The Internet of Things
And it’s not just about security either. In order to be competitive in the marketplace, companies need to evolve their businesses to accommodate new market trends. In particular, the increasing reliance on the Internet of Things. For those who might not be familiar with the term, the internet of things relates to computing devices that enable users to send and receive data via the internet.
This increasing reliance on companies and their customers sending and receiving data via the internet means that more and more companies are inevitably exposed to cyber security threats that can compromise a product’s liability, a customers’ personal data or compliance with standards.
Why is it important to have a clear cyber security framework?
As companies are integrating the Internet of Things into their business operations and products, it is paramount that they have a clear cyber security framework in place, thus averting the potential for damage through future cyber-attacks, which could have a devastating impact on company reputation and the financial and operational performance of the business.
Systems aimed at reducing and preventing security breaches should be implemented by any company that gathers and processes personal data itself, outsources this activity to third parties or considers cyber threats as a principal risk that might disrupt the business.
How should this emerging risk be reported on?
There are different ways in which a company can reduce and manage the risk of a security breach, such as building security into a product as part of the design or embedding the right behaviours across operational processes.
A focus on reporting this risk type has heightened following a number of recent scandals and a letter to preparers of annual reports from the FRC pinpointed cyber security as a principal risk to consider.
Companies are therefore starting to acknowledge and report on cyber security as a risk via the company’s annual report and website, where it is possible to highlight the issue and disclose any system and framework in place to reduce the exposure to cyber-attacks.
Similarly, if a company has already been subject to this risk, resulting in financial and operational losses, it is paramount that the company addresses the issue by disclosing how they have acted on it, the process followed, the findings and the mitigation system integrated as a result. Transparency is key.
How are companies addressing the cyber security risk in their annual reports?

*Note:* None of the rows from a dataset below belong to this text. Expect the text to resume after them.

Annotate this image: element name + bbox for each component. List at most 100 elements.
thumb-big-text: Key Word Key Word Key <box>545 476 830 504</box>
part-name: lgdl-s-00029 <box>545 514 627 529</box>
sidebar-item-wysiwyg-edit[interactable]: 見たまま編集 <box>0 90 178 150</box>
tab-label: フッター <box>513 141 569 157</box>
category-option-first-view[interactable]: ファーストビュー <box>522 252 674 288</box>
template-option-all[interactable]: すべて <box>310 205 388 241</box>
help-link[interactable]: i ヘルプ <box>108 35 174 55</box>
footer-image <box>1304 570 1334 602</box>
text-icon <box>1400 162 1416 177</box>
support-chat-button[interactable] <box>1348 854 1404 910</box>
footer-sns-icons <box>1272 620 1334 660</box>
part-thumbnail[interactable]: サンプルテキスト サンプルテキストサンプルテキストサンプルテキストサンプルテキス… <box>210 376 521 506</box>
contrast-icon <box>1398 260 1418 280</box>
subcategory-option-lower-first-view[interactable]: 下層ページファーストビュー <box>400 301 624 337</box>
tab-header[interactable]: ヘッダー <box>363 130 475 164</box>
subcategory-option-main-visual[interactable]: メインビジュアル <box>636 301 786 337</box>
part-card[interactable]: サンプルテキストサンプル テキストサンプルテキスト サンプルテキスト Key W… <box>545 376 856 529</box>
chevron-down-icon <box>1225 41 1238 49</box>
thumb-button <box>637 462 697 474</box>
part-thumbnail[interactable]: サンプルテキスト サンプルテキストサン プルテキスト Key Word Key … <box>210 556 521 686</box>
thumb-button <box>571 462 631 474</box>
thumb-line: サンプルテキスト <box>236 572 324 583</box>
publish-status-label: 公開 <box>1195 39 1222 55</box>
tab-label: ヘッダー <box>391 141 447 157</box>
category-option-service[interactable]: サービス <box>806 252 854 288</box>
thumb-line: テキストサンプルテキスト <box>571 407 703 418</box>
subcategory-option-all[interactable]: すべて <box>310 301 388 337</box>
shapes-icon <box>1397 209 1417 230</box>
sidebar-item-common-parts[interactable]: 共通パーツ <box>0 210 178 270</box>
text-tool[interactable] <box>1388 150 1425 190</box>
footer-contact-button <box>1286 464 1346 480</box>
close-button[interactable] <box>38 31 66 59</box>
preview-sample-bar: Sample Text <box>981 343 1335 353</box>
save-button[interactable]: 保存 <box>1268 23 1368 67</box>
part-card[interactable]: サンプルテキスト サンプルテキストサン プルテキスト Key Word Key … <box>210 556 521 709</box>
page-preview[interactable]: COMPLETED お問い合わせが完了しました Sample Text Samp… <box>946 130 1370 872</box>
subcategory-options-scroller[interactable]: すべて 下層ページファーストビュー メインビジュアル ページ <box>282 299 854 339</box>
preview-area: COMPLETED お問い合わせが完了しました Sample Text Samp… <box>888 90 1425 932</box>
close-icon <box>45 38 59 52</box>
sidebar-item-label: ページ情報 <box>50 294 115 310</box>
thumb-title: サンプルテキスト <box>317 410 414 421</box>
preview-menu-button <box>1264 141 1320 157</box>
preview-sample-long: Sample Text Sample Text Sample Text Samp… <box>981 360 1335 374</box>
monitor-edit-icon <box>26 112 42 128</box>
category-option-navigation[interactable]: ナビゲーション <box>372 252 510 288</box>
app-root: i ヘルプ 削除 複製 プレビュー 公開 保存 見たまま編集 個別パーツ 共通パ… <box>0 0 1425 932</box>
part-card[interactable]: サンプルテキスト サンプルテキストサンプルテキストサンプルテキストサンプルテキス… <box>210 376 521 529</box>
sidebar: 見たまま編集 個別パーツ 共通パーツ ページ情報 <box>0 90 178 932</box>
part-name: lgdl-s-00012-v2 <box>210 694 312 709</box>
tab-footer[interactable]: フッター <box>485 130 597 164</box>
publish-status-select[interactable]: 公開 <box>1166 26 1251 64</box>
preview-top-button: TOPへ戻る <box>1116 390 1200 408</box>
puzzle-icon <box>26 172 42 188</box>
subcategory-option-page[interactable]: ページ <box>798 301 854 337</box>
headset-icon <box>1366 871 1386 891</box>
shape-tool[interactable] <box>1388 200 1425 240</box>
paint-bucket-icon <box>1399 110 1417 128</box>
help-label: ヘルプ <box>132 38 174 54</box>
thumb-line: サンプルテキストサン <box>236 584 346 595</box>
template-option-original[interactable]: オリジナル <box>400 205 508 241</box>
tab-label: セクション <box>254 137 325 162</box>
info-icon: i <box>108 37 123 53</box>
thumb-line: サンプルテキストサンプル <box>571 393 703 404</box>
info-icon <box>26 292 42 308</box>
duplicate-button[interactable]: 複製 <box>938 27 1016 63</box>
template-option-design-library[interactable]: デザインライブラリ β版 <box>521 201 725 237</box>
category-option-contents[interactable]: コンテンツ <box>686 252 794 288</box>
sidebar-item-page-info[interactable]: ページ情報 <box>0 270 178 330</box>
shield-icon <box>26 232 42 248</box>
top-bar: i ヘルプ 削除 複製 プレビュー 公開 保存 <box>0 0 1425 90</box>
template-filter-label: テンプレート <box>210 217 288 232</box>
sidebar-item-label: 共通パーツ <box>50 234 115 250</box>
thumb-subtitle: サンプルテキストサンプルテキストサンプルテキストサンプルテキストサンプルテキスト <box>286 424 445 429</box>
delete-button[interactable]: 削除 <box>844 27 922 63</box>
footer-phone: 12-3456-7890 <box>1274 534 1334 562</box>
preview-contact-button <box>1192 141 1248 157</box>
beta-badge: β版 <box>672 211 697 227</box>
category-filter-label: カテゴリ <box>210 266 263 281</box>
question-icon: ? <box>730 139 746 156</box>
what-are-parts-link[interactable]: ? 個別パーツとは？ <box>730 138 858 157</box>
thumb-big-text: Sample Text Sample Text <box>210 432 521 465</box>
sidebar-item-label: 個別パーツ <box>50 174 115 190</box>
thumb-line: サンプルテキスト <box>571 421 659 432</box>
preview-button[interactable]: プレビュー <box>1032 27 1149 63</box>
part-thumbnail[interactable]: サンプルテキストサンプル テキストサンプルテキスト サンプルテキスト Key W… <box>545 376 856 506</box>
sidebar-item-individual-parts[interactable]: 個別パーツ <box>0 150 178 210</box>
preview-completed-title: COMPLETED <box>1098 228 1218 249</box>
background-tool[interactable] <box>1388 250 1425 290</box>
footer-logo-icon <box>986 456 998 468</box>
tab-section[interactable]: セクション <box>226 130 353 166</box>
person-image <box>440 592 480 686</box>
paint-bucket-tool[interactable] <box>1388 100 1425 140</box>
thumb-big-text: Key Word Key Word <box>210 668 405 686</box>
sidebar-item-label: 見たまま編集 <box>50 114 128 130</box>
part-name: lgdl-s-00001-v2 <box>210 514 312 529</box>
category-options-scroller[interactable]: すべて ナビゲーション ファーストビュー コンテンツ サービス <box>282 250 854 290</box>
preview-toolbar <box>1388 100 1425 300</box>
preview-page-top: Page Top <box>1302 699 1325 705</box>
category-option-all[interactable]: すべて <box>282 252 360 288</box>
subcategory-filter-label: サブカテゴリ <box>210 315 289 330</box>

As the risk’s materiality varies among companies, there are different ways in which cyber security can be addressed.
Companies which consider cyber threats as a principal risk, such as easyJet, Worldpay and M&S, clearly disclose how the risk is linked to the group strategy and the systems in place to monitor and mitigate its exposure.
On the other hand, companies that might not consider the cyber issue as a principal risk, such as Diploma, tend to address the matter through a pull-out in the risk management or corporate governance sections of the report to demonstrate insight into this risk and why it is not considered material.
What happens next?
As transparency and accountability are considered the foundation of good corporate reporting, companies have started providing a clear insight into what aspects of the business could be considered vulnerable to cyber threats and the mitigation activities in place to prevent these.
Going forward, companies should consider going beyond simply identifying cyber security as a principal risk to the company, and instead should clearly explain how the governance, processes and resources are structured to identify, manage and mitigate this risk, ultimately protecting the company against it.